Reputation: 10163
Background: my game is using a component system. I have an Entity
class which has a list of IComponent
instances in a List<IComponent>
. My current implementation of Entity.GetComponent<T>()
is:
return (T)this.components.Single(c => c is T);
After adding collision detection, I noticed my game dropped to 1FPS. Profiling revealed the culprit to be this very call (which is called 3000+ times per frame).

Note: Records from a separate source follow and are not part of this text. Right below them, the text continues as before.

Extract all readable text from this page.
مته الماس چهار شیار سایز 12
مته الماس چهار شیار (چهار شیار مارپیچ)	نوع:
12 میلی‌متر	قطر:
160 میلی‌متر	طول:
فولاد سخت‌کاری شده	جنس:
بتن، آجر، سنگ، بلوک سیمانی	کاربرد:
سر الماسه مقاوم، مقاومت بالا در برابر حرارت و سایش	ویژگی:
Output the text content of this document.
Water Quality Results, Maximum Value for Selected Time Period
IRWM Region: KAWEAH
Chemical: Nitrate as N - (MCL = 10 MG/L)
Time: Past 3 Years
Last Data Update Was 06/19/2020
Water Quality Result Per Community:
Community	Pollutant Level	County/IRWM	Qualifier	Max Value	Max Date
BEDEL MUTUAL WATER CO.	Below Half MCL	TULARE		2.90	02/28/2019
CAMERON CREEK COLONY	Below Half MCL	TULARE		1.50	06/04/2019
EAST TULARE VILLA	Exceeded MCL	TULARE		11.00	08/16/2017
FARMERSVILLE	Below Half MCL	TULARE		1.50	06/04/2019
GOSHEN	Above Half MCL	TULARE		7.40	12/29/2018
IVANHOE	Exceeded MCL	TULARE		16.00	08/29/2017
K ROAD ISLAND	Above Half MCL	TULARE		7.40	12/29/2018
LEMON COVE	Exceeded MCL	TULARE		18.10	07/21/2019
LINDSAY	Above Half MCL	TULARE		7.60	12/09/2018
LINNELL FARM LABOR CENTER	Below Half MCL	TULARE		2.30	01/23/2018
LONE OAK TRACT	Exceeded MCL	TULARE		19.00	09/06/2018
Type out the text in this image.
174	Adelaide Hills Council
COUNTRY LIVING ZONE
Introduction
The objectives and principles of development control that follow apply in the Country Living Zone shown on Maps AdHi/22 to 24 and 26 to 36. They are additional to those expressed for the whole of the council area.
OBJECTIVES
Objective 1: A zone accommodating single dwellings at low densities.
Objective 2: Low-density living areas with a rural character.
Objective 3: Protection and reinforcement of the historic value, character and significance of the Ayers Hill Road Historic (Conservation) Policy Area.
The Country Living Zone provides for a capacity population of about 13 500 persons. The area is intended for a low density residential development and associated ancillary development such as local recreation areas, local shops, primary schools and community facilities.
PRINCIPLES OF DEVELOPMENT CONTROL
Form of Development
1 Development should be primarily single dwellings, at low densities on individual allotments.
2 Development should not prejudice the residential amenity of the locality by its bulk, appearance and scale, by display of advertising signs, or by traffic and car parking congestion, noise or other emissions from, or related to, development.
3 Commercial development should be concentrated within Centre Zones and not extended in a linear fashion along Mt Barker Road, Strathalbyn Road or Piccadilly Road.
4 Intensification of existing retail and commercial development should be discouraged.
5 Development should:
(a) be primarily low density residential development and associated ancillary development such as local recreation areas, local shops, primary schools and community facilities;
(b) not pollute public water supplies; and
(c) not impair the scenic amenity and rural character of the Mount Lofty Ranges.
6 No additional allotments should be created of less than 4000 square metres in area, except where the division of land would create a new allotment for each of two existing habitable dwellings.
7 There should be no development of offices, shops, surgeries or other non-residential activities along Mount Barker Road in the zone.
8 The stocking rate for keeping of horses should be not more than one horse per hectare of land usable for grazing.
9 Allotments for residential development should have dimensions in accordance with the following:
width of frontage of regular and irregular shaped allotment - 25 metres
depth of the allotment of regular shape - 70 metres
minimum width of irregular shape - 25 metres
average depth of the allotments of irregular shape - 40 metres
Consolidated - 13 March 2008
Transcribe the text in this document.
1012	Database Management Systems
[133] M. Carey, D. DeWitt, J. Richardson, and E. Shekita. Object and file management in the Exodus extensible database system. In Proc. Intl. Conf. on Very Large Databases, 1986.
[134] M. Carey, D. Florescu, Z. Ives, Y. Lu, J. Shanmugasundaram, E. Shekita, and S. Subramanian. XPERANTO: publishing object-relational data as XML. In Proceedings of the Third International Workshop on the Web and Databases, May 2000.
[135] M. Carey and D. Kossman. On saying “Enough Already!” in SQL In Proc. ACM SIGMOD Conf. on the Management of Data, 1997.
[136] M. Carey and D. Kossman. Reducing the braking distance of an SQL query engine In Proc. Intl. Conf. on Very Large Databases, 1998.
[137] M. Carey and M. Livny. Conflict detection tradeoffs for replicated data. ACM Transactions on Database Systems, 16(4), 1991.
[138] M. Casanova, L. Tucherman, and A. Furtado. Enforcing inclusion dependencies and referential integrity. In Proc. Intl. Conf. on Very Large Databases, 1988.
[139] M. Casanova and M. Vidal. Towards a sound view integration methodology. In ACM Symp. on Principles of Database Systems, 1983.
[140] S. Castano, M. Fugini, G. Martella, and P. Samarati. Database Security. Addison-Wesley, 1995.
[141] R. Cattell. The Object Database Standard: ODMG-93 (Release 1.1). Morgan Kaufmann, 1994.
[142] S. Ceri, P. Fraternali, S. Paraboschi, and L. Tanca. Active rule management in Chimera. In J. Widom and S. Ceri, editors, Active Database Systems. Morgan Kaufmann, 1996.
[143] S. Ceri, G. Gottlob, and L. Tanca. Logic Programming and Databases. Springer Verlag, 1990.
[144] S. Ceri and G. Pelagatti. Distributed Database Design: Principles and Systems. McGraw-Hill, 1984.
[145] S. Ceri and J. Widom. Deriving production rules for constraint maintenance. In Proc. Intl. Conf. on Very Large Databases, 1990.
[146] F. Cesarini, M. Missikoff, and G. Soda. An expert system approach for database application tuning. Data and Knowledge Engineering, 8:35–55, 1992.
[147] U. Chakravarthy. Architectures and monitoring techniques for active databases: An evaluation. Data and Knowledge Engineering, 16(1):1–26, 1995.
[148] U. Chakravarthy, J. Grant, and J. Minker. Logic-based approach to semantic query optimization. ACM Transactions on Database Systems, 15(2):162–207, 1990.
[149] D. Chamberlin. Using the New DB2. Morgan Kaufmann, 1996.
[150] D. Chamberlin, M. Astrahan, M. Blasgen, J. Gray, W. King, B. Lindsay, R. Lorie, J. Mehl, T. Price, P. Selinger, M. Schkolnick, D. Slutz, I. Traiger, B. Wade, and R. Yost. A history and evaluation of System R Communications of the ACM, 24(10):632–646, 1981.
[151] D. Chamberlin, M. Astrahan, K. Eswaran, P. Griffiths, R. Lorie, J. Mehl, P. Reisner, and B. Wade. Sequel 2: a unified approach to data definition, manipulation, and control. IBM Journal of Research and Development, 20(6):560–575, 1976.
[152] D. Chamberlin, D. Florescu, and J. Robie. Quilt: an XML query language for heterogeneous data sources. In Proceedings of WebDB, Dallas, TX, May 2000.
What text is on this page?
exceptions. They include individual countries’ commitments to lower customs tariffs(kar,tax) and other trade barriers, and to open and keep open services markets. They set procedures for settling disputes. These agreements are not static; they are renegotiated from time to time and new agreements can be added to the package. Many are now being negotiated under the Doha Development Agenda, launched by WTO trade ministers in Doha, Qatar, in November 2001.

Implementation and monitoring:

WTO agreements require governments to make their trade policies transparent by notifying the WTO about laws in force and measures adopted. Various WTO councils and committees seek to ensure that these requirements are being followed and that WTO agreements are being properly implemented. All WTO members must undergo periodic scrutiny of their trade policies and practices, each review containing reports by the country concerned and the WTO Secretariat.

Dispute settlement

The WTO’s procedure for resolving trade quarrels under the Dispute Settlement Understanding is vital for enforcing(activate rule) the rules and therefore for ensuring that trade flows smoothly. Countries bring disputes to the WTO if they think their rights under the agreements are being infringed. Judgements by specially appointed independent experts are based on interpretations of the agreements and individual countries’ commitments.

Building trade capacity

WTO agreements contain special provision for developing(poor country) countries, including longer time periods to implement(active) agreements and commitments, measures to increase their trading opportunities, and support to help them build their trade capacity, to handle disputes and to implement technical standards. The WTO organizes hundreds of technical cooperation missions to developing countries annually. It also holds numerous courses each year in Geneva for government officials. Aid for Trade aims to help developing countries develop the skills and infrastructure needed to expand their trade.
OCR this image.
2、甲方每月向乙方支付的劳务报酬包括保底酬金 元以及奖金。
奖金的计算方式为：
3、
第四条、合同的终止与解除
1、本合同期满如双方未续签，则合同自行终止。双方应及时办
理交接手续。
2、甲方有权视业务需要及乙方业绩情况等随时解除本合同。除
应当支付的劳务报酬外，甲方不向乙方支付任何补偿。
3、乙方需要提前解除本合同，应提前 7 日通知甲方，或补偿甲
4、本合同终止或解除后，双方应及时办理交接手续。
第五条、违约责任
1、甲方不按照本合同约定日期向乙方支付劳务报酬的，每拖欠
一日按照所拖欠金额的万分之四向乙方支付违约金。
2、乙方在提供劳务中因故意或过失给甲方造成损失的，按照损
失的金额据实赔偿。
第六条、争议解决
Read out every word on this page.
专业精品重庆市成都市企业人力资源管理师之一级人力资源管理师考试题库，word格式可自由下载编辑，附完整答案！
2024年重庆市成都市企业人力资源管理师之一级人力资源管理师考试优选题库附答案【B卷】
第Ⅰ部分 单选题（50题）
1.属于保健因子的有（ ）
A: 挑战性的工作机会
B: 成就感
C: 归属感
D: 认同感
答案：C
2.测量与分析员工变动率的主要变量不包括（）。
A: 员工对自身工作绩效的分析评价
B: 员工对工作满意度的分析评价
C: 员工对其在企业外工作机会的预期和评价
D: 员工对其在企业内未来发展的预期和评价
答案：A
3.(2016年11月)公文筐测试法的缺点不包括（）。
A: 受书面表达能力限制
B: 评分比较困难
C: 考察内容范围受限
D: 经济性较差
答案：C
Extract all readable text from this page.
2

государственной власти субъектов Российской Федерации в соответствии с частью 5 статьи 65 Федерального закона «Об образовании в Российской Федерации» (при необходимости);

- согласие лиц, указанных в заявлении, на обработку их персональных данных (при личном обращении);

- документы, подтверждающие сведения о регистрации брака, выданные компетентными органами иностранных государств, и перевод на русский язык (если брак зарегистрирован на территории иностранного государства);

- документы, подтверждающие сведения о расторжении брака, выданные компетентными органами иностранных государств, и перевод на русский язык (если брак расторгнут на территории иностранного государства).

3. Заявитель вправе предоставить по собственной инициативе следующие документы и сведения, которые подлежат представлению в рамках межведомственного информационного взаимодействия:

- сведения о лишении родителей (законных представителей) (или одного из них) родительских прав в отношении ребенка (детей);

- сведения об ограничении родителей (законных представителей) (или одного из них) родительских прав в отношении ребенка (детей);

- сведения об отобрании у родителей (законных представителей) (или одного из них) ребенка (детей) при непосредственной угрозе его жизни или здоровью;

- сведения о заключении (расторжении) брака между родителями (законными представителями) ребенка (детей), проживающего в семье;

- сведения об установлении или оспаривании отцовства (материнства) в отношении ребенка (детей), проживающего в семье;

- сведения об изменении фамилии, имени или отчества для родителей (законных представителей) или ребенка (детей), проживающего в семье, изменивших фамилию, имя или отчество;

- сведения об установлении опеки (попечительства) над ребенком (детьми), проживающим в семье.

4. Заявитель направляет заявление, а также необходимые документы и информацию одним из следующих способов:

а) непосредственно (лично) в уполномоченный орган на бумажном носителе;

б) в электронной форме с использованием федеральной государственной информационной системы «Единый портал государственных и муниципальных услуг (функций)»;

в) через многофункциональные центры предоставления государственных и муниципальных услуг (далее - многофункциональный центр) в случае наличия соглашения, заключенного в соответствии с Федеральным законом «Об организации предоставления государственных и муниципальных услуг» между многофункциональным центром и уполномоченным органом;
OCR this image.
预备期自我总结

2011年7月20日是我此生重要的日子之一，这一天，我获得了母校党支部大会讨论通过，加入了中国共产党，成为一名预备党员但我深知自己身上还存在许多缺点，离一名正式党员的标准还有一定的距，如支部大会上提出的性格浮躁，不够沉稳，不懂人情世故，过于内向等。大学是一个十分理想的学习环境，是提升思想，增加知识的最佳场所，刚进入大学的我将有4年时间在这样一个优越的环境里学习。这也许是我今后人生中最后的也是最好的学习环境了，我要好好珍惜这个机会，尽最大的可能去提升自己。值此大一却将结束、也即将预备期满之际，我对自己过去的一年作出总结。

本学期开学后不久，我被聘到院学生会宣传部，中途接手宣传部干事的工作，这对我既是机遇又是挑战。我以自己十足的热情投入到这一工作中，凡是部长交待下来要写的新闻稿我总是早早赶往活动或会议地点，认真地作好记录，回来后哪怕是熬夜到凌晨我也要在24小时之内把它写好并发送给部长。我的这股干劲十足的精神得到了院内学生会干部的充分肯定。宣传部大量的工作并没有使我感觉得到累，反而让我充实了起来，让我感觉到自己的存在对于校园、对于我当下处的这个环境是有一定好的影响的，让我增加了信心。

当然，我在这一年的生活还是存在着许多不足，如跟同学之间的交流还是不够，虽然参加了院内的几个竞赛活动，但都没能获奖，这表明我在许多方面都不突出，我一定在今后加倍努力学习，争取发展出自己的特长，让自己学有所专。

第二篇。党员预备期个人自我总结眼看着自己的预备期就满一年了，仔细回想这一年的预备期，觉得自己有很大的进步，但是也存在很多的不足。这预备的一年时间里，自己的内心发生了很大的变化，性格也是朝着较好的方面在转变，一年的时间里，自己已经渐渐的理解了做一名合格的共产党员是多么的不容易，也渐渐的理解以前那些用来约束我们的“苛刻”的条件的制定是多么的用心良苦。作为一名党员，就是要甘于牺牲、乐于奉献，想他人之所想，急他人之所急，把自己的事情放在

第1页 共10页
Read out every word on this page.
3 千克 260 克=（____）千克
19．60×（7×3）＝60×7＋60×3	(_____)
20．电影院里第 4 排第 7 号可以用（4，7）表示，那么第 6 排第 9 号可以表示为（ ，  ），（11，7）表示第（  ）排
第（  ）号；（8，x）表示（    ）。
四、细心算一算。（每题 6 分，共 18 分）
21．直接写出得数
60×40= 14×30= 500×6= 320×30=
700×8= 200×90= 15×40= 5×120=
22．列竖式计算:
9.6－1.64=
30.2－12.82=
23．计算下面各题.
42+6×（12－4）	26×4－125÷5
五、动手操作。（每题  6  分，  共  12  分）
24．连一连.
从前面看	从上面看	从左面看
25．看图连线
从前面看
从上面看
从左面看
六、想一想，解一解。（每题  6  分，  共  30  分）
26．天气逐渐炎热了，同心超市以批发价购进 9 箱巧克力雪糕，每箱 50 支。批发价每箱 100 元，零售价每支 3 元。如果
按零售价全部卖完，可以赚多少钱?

3000x aside, I noticed that calling this 300k times takes about 2 seconds. I optimized it to a simple iterative loop:
foreach (IComponent c in this.components) {
if (c is T) {
return (T)c;
}
}
return default(T);
This code now runs in about 0.4s, which is an order of magnitude better.
I thought Single
would be much more efficient than a single foreach loop. What's going on here?
Upvotes: 2
Views: 597
Reputation: 31077
The doc for Single
says:
Returns the only element of a sequence, and throws an exception if there is not exactly one element in the sequence.
On the other hand First
:
The first element in the sequence that passes the test in the specified predicate function.
So, with Single
you traverse the whole sequence without short circuiting
, which is what the foreach
loop above does. So, use First
or FirstOrDefault
instead of Single
.
Upvotes: 6
Reputation: 2232
Single iterates through the entire collection and makes sure only one item is found. So your best performance is always O(N)
Your iterative search is also subject to O(N) performance, but that is a worst case scenario.